Um importante agravante é que a funcionalidade do EAD depende de muitos fatores, como uma estrutura familiar “saudável”, uma moradia digna e o próprio acesso à internet e a aparelhos eletrônicos. Assumir condições iguais a todos os alunos é onde o EAD foi mais falho. Moramos em um país em que ter todos esses fatores é um privilégio. Hoje, o Brasil tem em torno de 7 milhões de famílias sem moradia estável e 3 milhões de jovens entre 9 e 17 anos que precisam trabalhar para sustentar suas famílias. Todos eles ficaram sem estudar. Impressionantes 40% dos jovens não têm acesso a um aparelho eletrônico para entrarem em suas aulas online, o que faz com que 7 milhões de alunos não estejam estudando por falta de acesso a internet. A implementação do EAD foi falho por que deixou de promover educação para quem mais precisa, ampliando a diferença nas oportunidades educacionais do sétimo país mais desigual do mundo, segundo a ONU.

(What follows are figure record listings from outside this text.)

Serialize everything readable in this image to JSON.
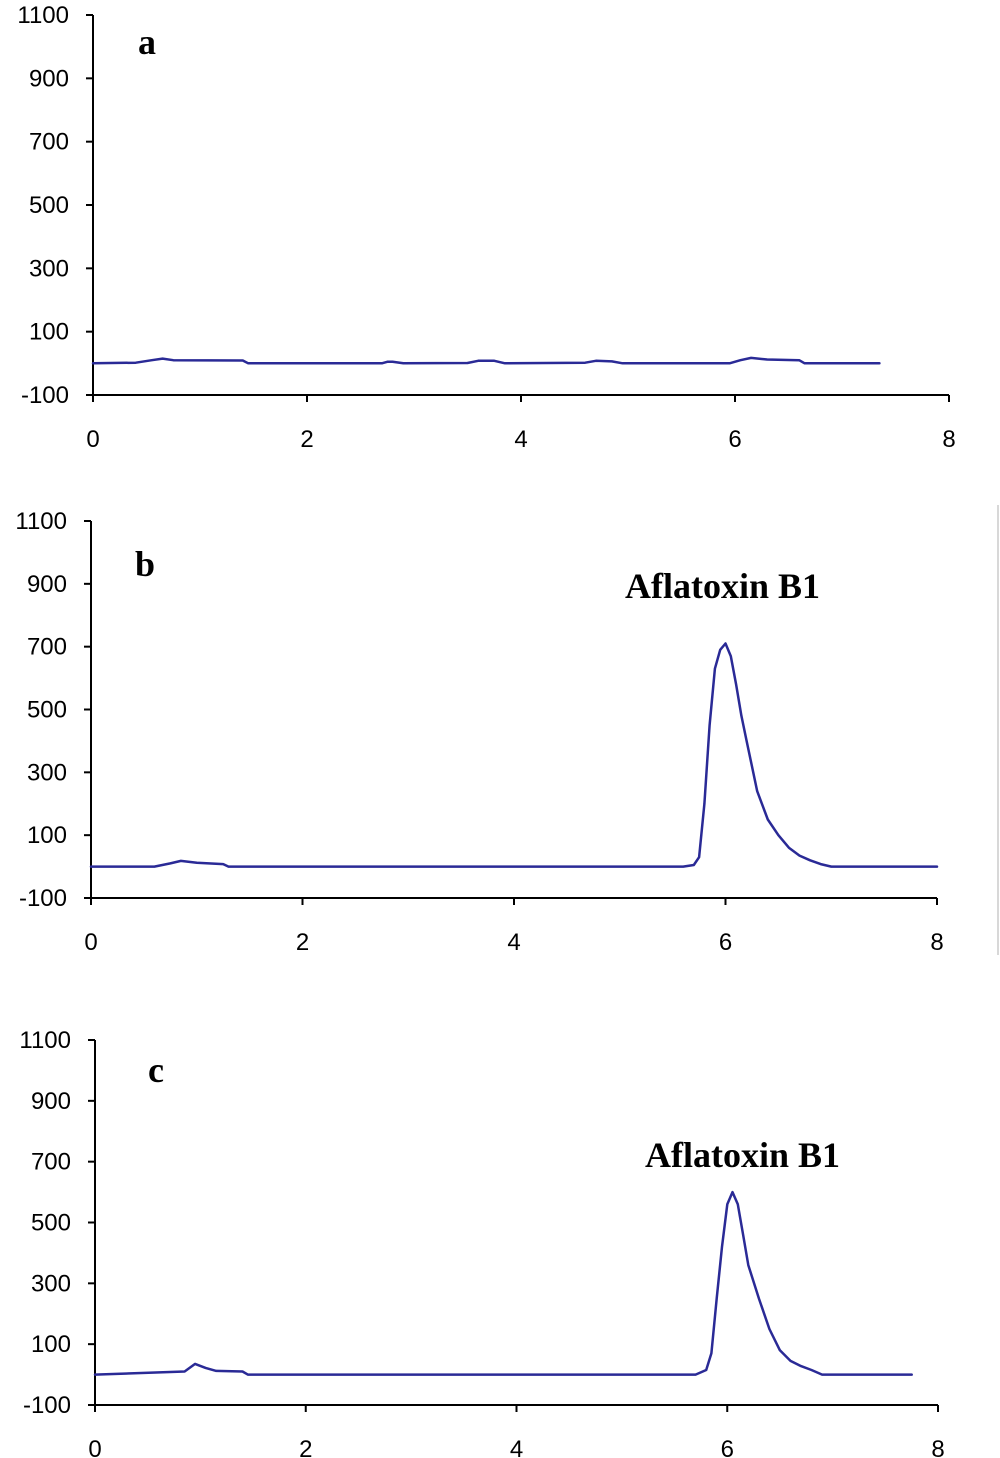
{
  "colors": {
    "trace": "#2a2a96",
    "axis": "#000000"
  },
  "chart_data": [
    {
      "type": "line",
      "panel_label": "a",
      "annotation": "",
      "xlim": [
        0,
        8
      ],
      "ylim": [
        -100,
        1100
      ],
      "x_ticks": [
        "0",
        "2",
        "4",
        "6",
        "8"
      ],
      "y_ticks": [
        "1100",
        "900",
        "700",
        "500",
        "300",
        "100",
        "-100"
      ],
      "series": [
        {
          "x": [
            0,
            0.4,
            0.55,
            0.65,
            0.75,
            1.4,
            1.45,
            2.7,
            2.75,
            2.8,
            2.9,
            3.5,
            3.6,
            3.75,
            3.85,
            4.6,
            4.7,
            4.85,
            4.95,
            5.95,
            6.05,
            6.15,
            6.3,
            6.6,
            6.65,
            7.35
          ],
          "y": [
            0,
            2,
            10,
            15,
            10,
            9,
            0,
            0,
            5,
            5,
            0,
            1,
            8,
            8,
            0,
            2,
            8,
            6,
            0,
            0,
            10,
            17,
            12,
            10,
            0,
            0
          ]
        }
      ]
    },
    {
      "type": "line",
      "panel_label": "b",
      "annotation": "Aflatoxin B1",
      "xlim": [
        0,
        8
      ],
      "ylim": [
        -100,
        1100
      ],
      "x_ticks": [
        "0",
        "2",
        "4",
        "6",
        "8"
      ],
      "y_ticks": [
        "1100",
        "900",
        "700",
        "500",
        "300",
        "100",
        "-100"
      ],
      "series": [
        {
          "x": [
            0,
            0.6,
            0.75,
            0.85,
            1.0,
            1.25,
            1.3,
            5.6,
            5.7,
            5.75,
            5.8,
            5.85,
            5.9,
            5.95,
            6.0,
            6.05,
            6.1,
            6.15,
            6.2,
            6.25,
            6.3,
            6.4,
            6.5,
            6.6,
            6.7,
            6.8,
            6.9,
            7.0,
            8.0
          ],
          "y": [
            0,
            0,
            10,
            18,
            12,
            8,
            0,
            0,
            5,
            30,
            200,
            450,
            630,
            690,
            710,
            670,
            580,
            480,
            400,
            320,
            240,
            150,
            100,
            60,
            35,
            20,
            8,
            0,
            0
          ]
        }
      ]
    },
    {
      "type": "line",
      "panel_label": "c",
      "annotation": "Aflatoxin B1",
      "xlim": [
        0,
        8
      ],
      "ylim": [
        -100,
        1100
      ],
      "x_ticks": [
        "0",
        "2",
        "4",
        "6",
        "8"
      ],
      "y_ticks": [
        "1100",
        "900",
        "700",
        "500",
        "300",
        "100",
        "-100"
      ],
      "series": [
        {
          "x": [
            0,
            0.85,
            0.95,
            1.05,
            1.15,
            1.4,
            1.45,
            5.7,
            5.8,
            5.85,
            5.9,
            5.95,
            6.0,
            6.05,
            6.1,
            6.15,
            6.2,
            6.3,
            6.4,
            6.5,
            6.6,
            6.7,
            6.8,
            6.9,
            7.75
          ],
          "y": [
            0,
            10,
            35,
            22,
            12,
            10,
            0,
            0,
            15,
            70,
            250,
            420,
            560,
            600,
            560,
            460,
            360,
            250,
            150,
            80,
            45,
            28,
            15,
            0,
            0
          ]
        }
      ]
    }
  ]
}
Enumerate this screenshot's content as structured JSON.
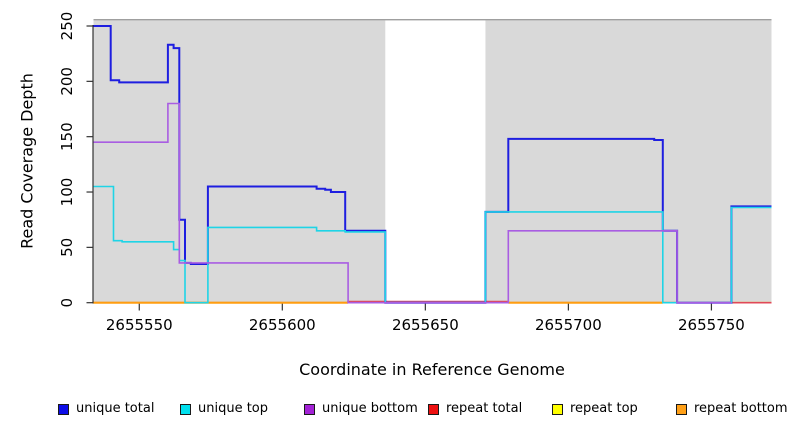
{
  "chart_data": {
    "type": "line",
    "title": "",
    "xlabel": "Coordinate in Reference Genome",
    "ylabel": "Read Coverage Depth",
    "xlim": [
      2655534,
      2655771
    ],
    "ylim": [
      0,
      255
    ],
    "x_ticks": [
      2655550,
      2655600,
      2655650,
      2655700,
      2655750
    ],
    "y_ticks": [
      0,
      50,
      100,
      150,
      200,
      250
    ],
    "grid": false,
    "plot_bg_color": "#d9d9d9",
    "highlight_band": {
      "x0": 2655636,
      "x1": 2655671,
      "color": "#ffffff"
    },
    "legend_position": "bottom",
    "series": [
      {
        "name": "unique total",
        "color": "#1e1ee0",
        "legend_color": "#0d0de8",
        "width": 2,
        "z": 4,
        "segments": [
          {
            "points": [
              [
                2655534,
                250
              ],
              [
                2655540,
                201
              ],
              [
                2655543,
                199
              ],
              [
                2655560,
                233
              ],
              [
                2655562,
                230
              ],
              [
                2655564,
                75
              ],
              [
                2655566,
                36
              ],
              [
                2655568,
                35
              ],
              [
                2655574,
                105
              ],
              [
                2655612,
                103
              ],
              [
                2655615,
                102
              ],
              [
                2655617,
                100
              ],
              [
                2655622,
                65
              ],
              [
                2655636,
                0
              ],
              [
                2655671,
                82
              ],
              [
                2655679,
                148
              ],
              [
                2655730,
                147
              ],
              [
                2655733,
                65
              ],
              [
                2655738,
                0
              ],
              [
                2655757,
                87
              ]
            ],
            "xend": 2655771
          }
        ]
      },
      {
        "name": "unique top",
        "color": "#1fd4e6",
        "legend_color": "#00e0ee",
        "width": 1.6,
        "z": 5,
        "segments": [
          {
            "points": [
              [
                2655534,
                105
              ],
              [
                2655541,
                56
              ],
              [
                2655544,
                55
              ],
              [
                2655562,
                48
              ],
              [
                2655564,
                38
              ],
              [
                2655566,
                0
              ],
              [
                2655574,
                68
              ],
              [
                2655612,
                65
              ],
              [
                2655622,
                64
              ],
              [
                2655636,
                0
              ],
              [
                2655671,
                82
              ],
              [
                2655733,
                0
              ],
              [
                2655757,
                86
              ]
            ],
            "xend": 2655771
          }
        ]
      },
      {
        "name": "unique bottom",
        "color": "#a95de2",
        "legend_color": "#a322d6",
        "width": 1.6,
        "z": 6,
        "segments": [
          {
            "points": [
              [
                2655534,
                145
              ],
              [
                2655560,
                180
              ],
              [
                2655564,
                36
              ],
              [
                2655623,
                0
              ],
              [
                2655679,
                65
              ],
              [
                2655738,
                0
              ]
            ],
            "xend": 2655757
          }
        ]
      },
      {
        "name": "repeat total",
        "color": "#e04858",
        "legend_color": "#ee1111",
        "width": 1.6,
        "z": 2,
        "segments": [
          {
            "points": [
              [
                2655534,
                0
              ],
              [
                2655623,
                1
              ],
              [
                2655679,
                0
              ]
            ],
            "xend": 2655771
          }
        ]
      },
      {
        "name": "repeat top",
        "color": "#f2f20a",
        "legend_color": "#ffff00",
        "width": 1.6,
        "z": 1,
        "segments": [
          {
            "points": [
              [
                2655534,
                0
              ]
            ],
            "xend": 2655771
          }
        ]
      },
      {
        "name": "repeat bottom",
        "color": "#ff9d10",
        "legend_color": "#ffa018",
        "width": 2,
        "z": 3,
        "segments": [
          {
            "points": [
              [
                2655534,
                0
              ]
            ],
            "xend": 2655623
          },
          {
            "points": [
              [
                2655679,
                0
              ]
            ],
            "xend": 2655733
          }
        ]
      }
    ]
  }
}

Uma ONG que está tentando mudar essa história é a @papo.futuro, que tem como objetivo democratizar o acesso à informação, provendo aparelhos eletrônicos e pagando planos de internet para que os jovens das comunidades retornem aos estudos. “Acreditamos que a educação é o único meio de transformação do Brasil, além de ser a ponte entre os jovens e a realização de seu sonhos. Estamos do lado dos alunos para que eles consigam mudar suas realidades”, disse Caio Santini, um dos idealizadores do projeto. Iniciativas como essas e uma mobilização social para apoiá-las ajudam a deixar o EAD mais democrático nesse momento difícil. A ONG está abrindo uma nova captação de 100 mil reais para ajudar 250 jovens na corrida por seus sonhos.
O que mais me deixa desanimado é que minhas aulas voltaram essa semana e parece que nada mudou. Minha instituição mostrou iniciativa e abriu um diálogo com os alunos para entender o que deu certo, como foi o semestre, trocar experiências para melhorar o processo e repensar o modelo no começo de julho, mas até agora, não vi nenhuma mudança. Claro que há vantagens no EAD, como a flexibilização de horários e a economia de tempo de locomoção de pessoas que moram longe da instituição de ensino. O EAD no geral é uma alternativa interessante e mais barata para quem não consegue pagar uma universidade presencial. Mas eu, assim como muitos na minha situação, tivemos dificuldades de se adaptar a esse modelo imposto pelo coronavírus. Não vejo a hora de ser seguro voltar às aulas presenciais, mas até lá, precisamos trabalhar para deixar o EAD mais interessante, estimulante e, principalmente, mais inclusivo. Senão as consequências serão sentidas no futuro pós-pandêmico.